Sens. Ed Markey (D-Mass.) and Ron Wyden (D-Ore.) are calling on the U.S. Immigration and Customs Enforcement to stop using "technologies and surveillance tactics" including facial recognition software and data broker services that they say are threatening privacy rights in the United States.
Their Sept. 12 letter to acting ICE director Tae Johnson comes in response to a May report from Georgetown Law's Center on Privacy and Technology that concluded that the agency has assembled a "surveillance dragnet" using information from private data brokers and state and local bureaucracies.
"ICE should immediately shut down its Orwellian data-gathering efforts that indiscriminately collect far too much data on far too many individuals," the lawmakers wrote. "This surveillance network has exploited privacy-protection gaps and has enormous civil rights implications."

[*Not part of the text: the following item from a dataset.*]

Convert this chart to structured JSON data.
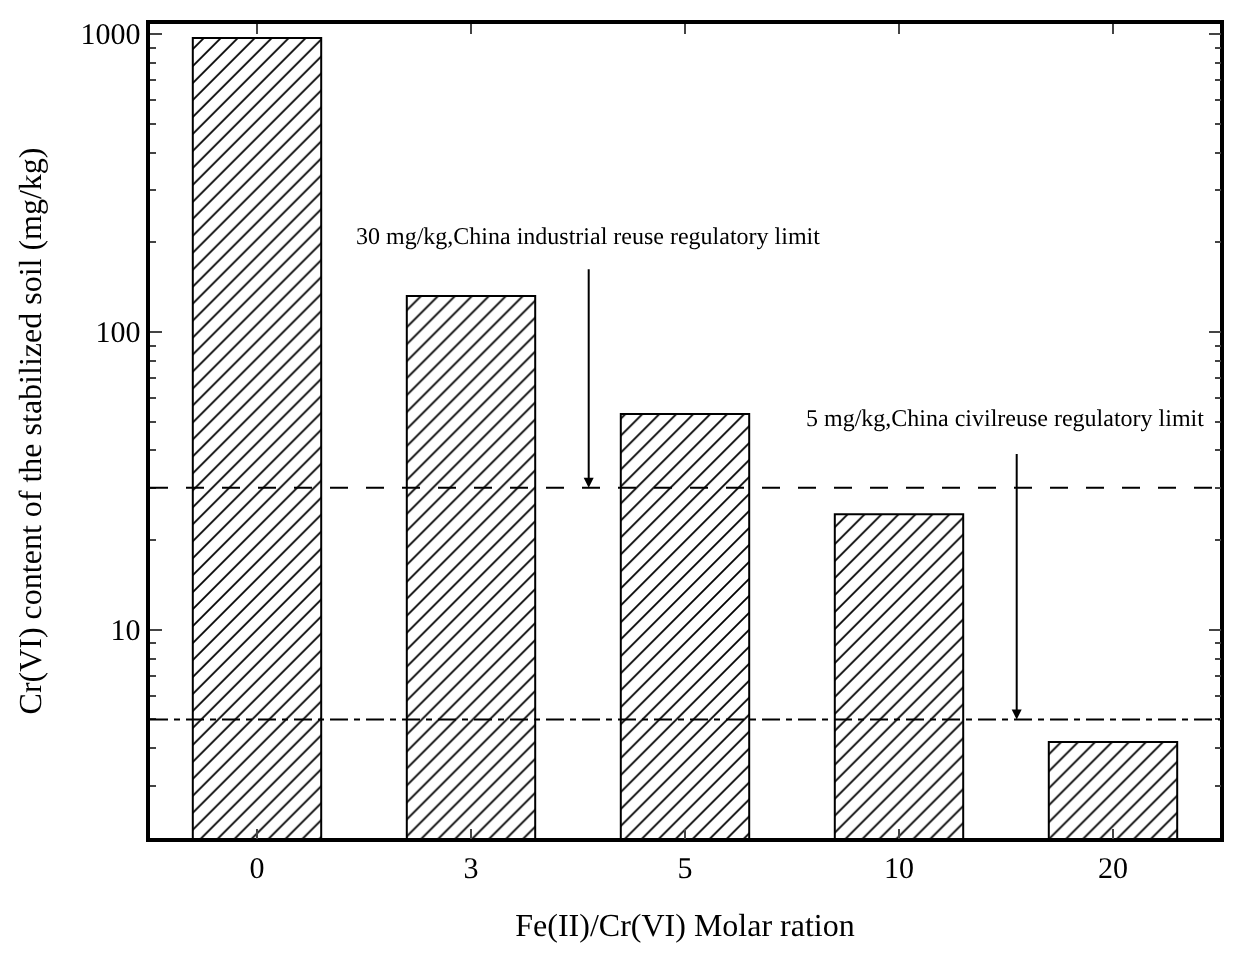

According to the Georgetown report, ICE has used facial recognition to scan the driver's license photos of one in three U.S. adults, the report states. ICE also leverages data handed over to state and local agencies and other institutions to get essential services like utilities, a point that Markey and Wyden called "especially troubling" in their letter. The report also details the use of information from private data brokers.
Much of this work at ICE has been happening without oversight from the courts, Congress or the public, the report states, despite the vast implications for privacy and the "chilling effect" the agency's actions have had already on immigrants interacting with government systems and services.

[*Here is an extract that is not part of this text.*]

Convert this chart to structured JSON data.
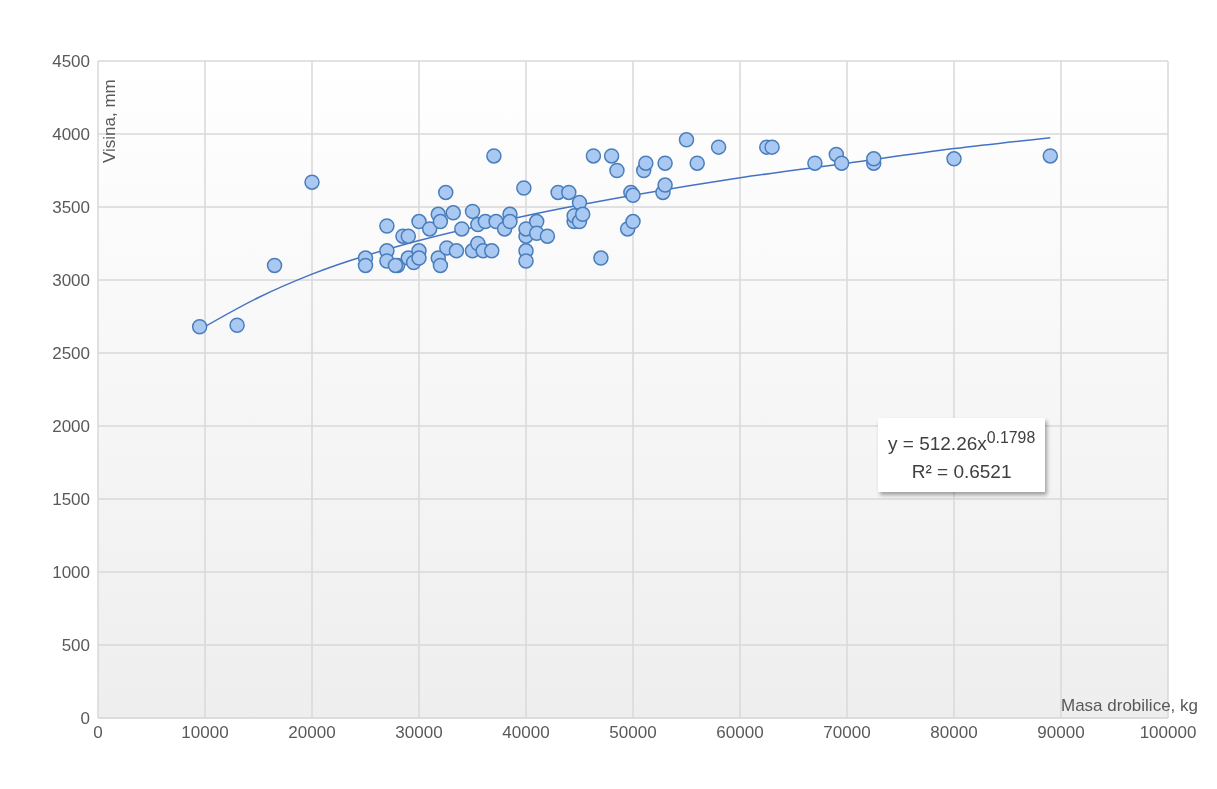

The report calls out the lack of oversight from lawmakers thus far, pointing out that there haven't been hearings or investigations from the Government Accountability Office on ICE surveillance.
The report recommends that Congress pass laws prohibiting the use of data gathered for benefits and services for deportations and limiting the use of DMV data for law enforcement immigration purposes.
For now, Markey and Wyden are asking for detailed information from ICE about facial recognition, including how the agency accesses driver's license photos from state agencies and how it uses facial recognition in immigration proceedings. The lawmakers also want to know about the agency's use of information from data brokers and cell location data.
Previously, Markey and Wyden have introduced a bill that would ban the use of biometrics in federal agencies and condition federal grants to state and local entities on that ban. Wyden has also introduced a bill, co-sponsored by Markey, to require the government to get a court order to obtain information from data brokers.